Mean gaze to N1 (the first noun), N2 (second noun), and two distractor images averaged across condition as a function of time beginning at the auditory onset of N1. Windows of interest (1 and 2) are outlined in black. Error bars (shaded areas) are within-subject 95% confidence intervals.

Figure 4.

Time window 1 (black box): Mean gaze trajectories and standard error (grey error ribbons) to N1 (red line) and N2 (blue line) in each condition: Control (top-left), Stretch (top-right), Disfluent (bottom-left), and Silence (bottom-right).

Figure 5.

Initial lexical processing of the displaced object (N1). Model fit (lines) of the gaze data (shapes are means for the 4 conditions; error bars are standard errors) from the onset of N1 (Time window 1).

Figure 6.

Syntactic reactivation of the displaced object (N1) and deactivation of N2. Model fit (dashed lines) of the observed gaze data (coloured lines are means; shaded ribbons are standard errors) from the onset of the main verb (Time window 2). Blue shaded regions indicate time span of significant clusters (p <.05).

Figure 7.

Results of cluster-based permutation analyses on initial N1 processing. This figure shows the mean probability of fixating on N1 and standard error (grey error ribbons) in each comparison: control vs stretch (A), control vs disfluent (B), and control vs silent (C). Blue shaded regions represent the time span for each significant cluster (p <.05).

Figure 8.

N2 processing. Model fit (lines) of the gaze data (shapes are means for the 4 conditions; error bars are standard errors) from the onset of N2.

Figure 9.

Results of cluster-based permutation analyses on N2 processing.
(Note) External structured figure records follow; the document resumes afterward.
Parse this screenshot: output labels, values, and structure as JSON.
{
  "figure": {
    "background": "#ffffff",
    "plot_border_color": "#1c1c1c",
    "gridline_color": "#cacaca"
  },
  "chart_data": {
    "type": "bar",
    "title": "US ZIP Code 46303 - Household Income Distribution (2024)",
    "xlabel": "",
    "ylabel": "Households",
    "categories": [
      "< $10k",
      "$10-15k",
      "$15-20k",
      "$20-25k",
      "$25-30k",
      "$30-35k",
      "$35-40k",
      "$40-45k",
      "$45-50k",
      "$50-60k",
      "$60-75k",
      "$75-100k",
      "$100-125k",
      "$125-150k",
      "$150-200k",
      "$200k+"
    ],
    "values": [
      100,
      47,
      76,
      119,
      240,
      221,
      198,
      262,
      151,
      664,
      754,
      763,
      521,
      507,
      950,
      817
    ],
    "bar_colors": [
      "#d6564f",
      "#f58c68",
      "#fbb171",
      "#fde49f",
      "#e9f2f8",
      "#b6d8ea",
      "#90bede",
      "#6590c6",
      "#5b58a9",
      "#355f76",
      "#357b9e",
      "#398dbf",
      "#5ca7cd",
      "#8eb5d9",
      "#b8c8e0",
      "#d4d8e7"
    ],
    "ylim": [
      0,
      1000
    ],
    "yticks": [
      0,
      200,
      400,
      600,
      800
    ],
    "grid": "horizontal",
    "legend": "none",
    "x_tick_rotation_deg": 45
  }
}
This figure shows the mean probability of fixating on N2 and standard error (grey error ribbons) in each comparison: control vs stretch (A), control vs disfluent (B), and control vs silent (C). Blue shaded regions represent the time span for each significant cluster (p <.05).

Figure 10.

Overlays of the time course of activation of N1 (left) and N2 (right) for the control and disfluent conditions (solid line and dashed line, respectively) showing enhanced activation and deactivation for the disfluent condition as compared to the control condition. Grey ribbons indicate standard error.